Benevolence, Crown Princess of Montagne, is incredibly spoiled. She has a love of food and sweets to the point of gluttony. She insists upon filling her days with games and fairy tales, especially those of dragons who live on Ancienne, the mountain that guards her country, and the sorcerer-rulers who supposedly founded Montagne. In other words, she is not exactly the Crown Princess her aunt, the cold Queen Sophia, and the gossiping lords and ladies of the court wish her to be. Still, Ben is happy with her lot in life, and can’t imagine a time where she will have to survive without her doting parents to guide her.
When Ben is fifteen, she is striken by a head cold on the very day that she is supposed to pay her respects to her grandfather, who died to save Montagne from Drachensbett, the neighboring country that has tried to conquer Montagne for generations. Whether by luck or fate, she stays behind in her cozy home while her parents and her uncle, King Ferdinand, continue with the event.
But her parents don’t return. Ben is at first surprised, since they always keep their word, and then begins to feel an unease that is proved true when news comes that the small party was ambushed. The attackers killed King Ferdinand and Ben’s mother; her father is missing, presumed to be on the trail of the villains who performed this wretched deed. And who else could the villains be except Drachensbett?
Queen Sophia immediately takes Ben under her wing, hoping to teach her how to be a proper princess. Ben believes that her lessons are torture and does her best to remain the pampered girl she’s always been. The disagreements between the two escalate, until Sophia finally locks Ben in the highest tower in the castle unless she is at lessons.
At first, Ben feels more miserable than ever; but what seems like a confinement turns out to be a freedom, for Ben discovers a hidden attic room with all the secrets of her mythical ancestors, the sorcerers who founded Montagne. So while Ben is forced to go through the motions of trying to learn court etiquette during the day, at night she begins her true education.
Still, even as Ben secretly learns how to conjure fire and water, there is still the threat of Drachensbett hovering like a dismal cloud over Montagne. How can war be successfully diverted? Is marrying Ben off the correct solution, as Sophia thinks? Or, since the legend of the sorcerer-rulers turned out to be true, can Ben use her wits and knowledge of myths to save her country?

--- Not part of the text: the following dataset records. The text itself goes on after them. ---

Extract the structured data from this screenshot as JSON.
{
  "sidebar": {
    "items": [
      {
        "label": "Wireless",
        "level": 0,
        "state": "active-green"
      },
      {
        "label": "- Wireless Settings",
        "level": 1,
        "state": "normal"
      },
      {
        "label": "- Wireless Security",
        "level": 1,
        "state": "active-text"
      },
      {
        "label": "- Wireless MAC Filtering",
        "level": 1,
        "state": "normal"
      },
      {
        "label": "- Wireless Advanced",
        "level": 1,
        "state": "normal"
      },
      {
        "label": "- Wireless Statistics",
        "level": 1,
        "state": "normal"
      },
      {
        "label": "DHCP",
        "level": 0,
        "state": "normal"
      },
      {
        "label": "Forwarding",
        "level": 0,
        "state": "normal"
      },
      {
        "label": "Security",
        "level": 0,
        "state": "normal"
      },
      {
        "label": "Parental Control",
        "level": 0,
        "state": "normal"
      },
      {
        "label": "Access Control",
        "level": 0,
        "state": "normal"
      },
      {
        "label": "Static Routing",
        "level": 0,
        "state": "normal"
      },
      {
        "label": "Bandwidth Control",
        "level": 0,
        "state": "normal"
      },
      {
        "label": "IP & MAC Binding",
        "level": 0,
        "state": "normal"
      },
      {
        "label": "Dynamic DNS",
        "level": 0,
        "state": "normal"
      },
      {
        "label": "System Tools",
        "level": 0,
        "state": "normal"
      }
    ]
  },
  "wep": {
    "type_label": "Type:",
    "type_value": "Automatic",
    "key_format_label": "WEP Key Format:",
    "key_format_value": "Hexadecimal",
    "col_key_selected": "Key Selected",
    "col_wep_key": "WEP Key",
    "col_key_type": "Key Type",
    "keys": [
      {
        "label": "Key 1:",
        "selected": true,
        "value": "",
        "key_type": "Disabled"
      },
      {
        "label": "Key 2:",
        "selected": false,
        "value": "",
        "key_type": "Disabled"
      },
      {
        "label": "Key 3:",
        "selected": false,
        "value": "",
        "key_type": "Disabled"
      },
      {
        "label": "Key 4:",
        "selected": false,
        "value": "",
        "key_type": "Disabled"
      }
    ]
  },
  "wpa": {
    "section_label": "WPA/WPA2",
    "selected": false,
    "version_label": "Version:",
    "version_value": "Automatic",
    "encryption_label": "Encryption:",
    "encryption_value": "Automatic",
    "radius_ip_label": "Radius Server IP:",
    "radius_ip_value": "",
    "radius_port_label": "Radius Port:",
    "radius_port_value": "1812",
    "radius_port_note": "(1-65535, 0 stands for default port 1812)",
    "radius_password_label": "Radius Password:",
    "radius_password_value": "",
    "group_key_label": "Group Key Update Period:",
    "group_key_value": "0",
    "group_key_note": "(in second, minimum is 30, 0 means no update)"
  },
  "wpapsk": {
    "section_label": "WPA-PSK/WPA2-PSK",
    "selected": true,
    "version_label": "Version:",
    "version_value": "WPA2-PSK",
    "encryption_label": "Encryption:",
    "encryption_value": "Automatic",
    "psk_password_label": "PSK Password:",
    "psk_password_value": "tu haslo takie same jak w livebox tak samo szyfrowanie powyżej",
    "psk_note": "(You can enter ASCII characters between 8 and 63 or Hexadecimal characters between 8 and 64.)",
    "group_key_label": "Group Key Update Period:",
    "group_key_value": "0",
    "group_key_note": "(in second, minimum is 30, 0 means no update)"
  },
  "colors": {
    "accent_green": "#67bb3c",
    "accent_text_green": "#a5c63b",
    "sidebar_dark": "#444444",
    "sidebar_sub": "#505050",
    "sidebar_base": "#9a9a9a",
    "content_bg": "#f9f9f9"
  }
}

Princess Ben is a fantastic YA fairy tale that absorbed my entire attention and left me glad that I’d picked it up. While it’s a far cry from Dairy Queen (and, in my opinion, better), Catherine Murdock still created a memorable, independent heroine who is far from perfect, but who still manages to protect her country and become who she’s destined to be. The setting is richly imagined, and I felt as if I were there, right alongside Ben as she suffered through dancing lessons and accidentally infiltrated the Drachensbett army. The plotline, too, is rich and full of little details that later come into play. All in all, Princess Ben rates a 5/5!